Philip Glenn Whalen was born in Portland, Oregon, on October 20, 1923. He served in the U.S. Army from 1943–46 and attended Reed College on the G.I. Bill. While at Reed, Whalen developed interests in Asian philosophy and poetry. He also befriended fellow students and future poets Gary Snyder and Lew Welch. Whalen graduated with a BA in 1951.

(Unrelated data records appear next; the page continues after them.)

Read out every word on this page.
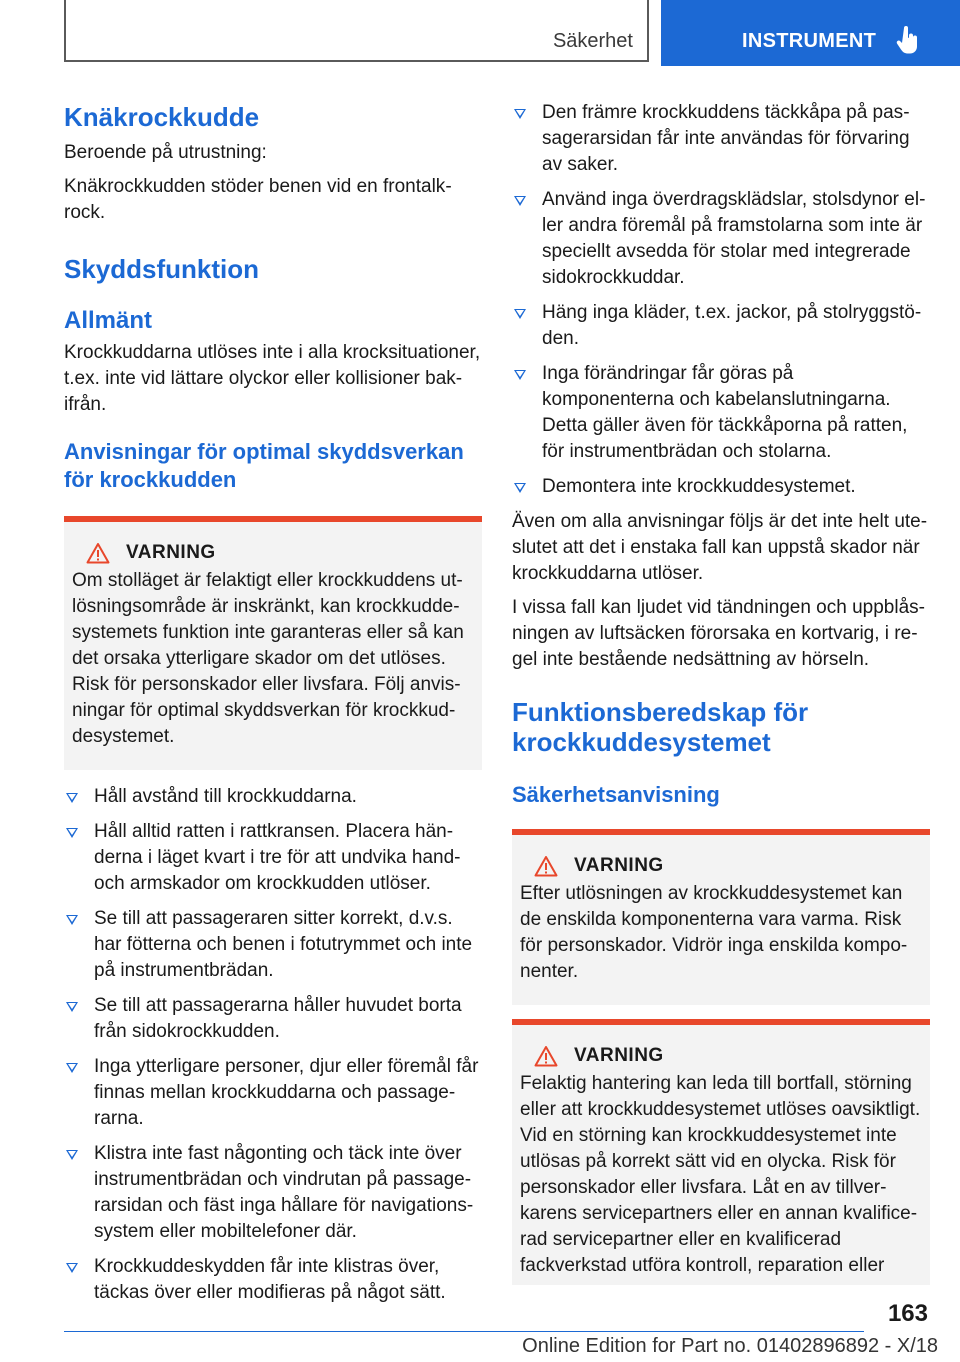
Säkerhet	INSTRUMENT
Knäkrockkudde

Beroende på utrustning:

Knäkrockkudden stöder benen vid en frontalkrock.

Skyddsfunktion
Allmänt

Krockkuddarna utlöses inte i alla krocksituationer, t.ex. inte vid lättare olyckor eller kollisioner bakifrån.

Anvisningar för optimal skyddsverkan för krockkudden
VARNING

Om stolläget är felaktigt eller krockkuddens utlösningsområde är inskränkt, kan krockkuddesystemets funktion inte garanteras eller så kan det orsaka ytterligare skador om det utlöses. Risk för personskador eller livsfara. Följ anvisningar för optimal skyddsverkan för krockkuddesystemet.

Håll avstånd till krockkuddarna.
Håll alltid ratten i rattkransen. Placera händerna i läget kvart i tre för att undvika hand- och armskador om krockkudden utlöser.
Se till att passageraren sitter korrekt, d.v.s. har fötterna och benen i fotutrymmet och inte på instrumentbrädan.
Se till att passagerarna håller huvudet borta från sidokrockkudden.
Inga ytterligare personer, djur eller föremål får finnas mellan krockkuddarna och passagerarna.
Klistra inte fast någonting och täck inte över instrumentbrädan och vindrutan på passagerarsidan och fäst inga hållare för navigationssystem eller mobiltelefoner där.
Krockkuddeskydden får inte klistras över, täckas över eller modifieras på något sätt.
Den främre krockkuddens täckkåpa på passagerarsidan får inte användas för förvaring av saker.
Använd inga överdragsklädslar, stolsdynor eller andra föremål på framstolarna som inte är speciellt avsedda för stolar med integrerade sidokrockkuddar.
Häng inga kläder, t.ex. jackor, på stolryggstöden.
Inga förändringar får göras på komponenterna och kabelanslutningarna. Detta gäller även för täckkåporna på ratten, för instrumentbrädan och stolarna.
Demontera inte krockkuddesystemet.

Även om alla anvisningar följs är det inte helt uteslutet att det i enstaka fall kan uppstå skador när krockkuddarna utlöser.

I vissa fall kan ljudet vid tändningen och uppblåsningen av luftsäcken förorsaka en kortvarig, i regel inte bestående nedsättning av hörseln.

Funktionsberedskap för krockkuddesystemet
Säkerhetsanvisning
VARNING

Efter utlösningen av krockkuddesystemet kan de enskilda komponenterna vara varma. Risk för personskador. Vidrör inga enskilda komponenter.

VARNING

Felaktig hantering kan leda till bortfall, störning eller att krockkuddesystemet utlöses oavsiktligt. Vid en störning kan krockkuddesystemet inte utlösas på korrekt sätt vid en olycka. Risk för personskador eller livsfara. Låt en av tillverkarens servicepartners eller en annan kvalificerad servicepartner eller en kvalificerad fackverkstad utföra kontroll, reparation eller

163
Online Edition for Part no. 01402896892 - X/18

Whalen attended the Six Gallery Reading, an event that heralded the birth of the Beat movement, alongside Welch and Snyder, as well as poets Allen Ginsberg, Philip Lamantia, Michael McClure, and Kenneth Rexroth. Whalen published poems in Evergreen Review and The New American Poetry, 1945–1960 (University of California Press, 1960), edited by Donald Allen. Whalen was the author of ten books of poetry: Canoeing Up Cabarga Creek: Buddhist Poems, 1955–1986 (Parallax Press, 1996); Heavy Breathing: Poems, 1967–1980 (Four Seasons Foundation, 1980); Enough Said: Poems, 1974–1976 (Grey Fox Press, 1980); Decompressions (Grey Fox Press, 1977); The Kindness of Strangers: Poems, 1969–1974 (Four Seasons Foundation, 1976); Severance Pay: Poems, 1967–1969 (Four Seasons Foundation, 1970); On Bear’s Head (Harcourt, Brace & World, 1969); Every Day (Coyote’s Journal, 1965); Like I Say: Poems (Totem Press, 1960); and Memoirs of an Interglacial Age (Auerhahn Press, 1960). He also published two novels—Imaginary Speeches for a Brazen Head (Black Sparrow Press, 1972) and You Didn’t Even Try (Coyote, 1967), which were later rereleased as Two Novels (Zephyr Press, 1985).
In 1973, Whalen became an ordained Zen Buddhist priest, serving in both San Francisco and New Mexico. He died in San Francisco on June 26, 2002.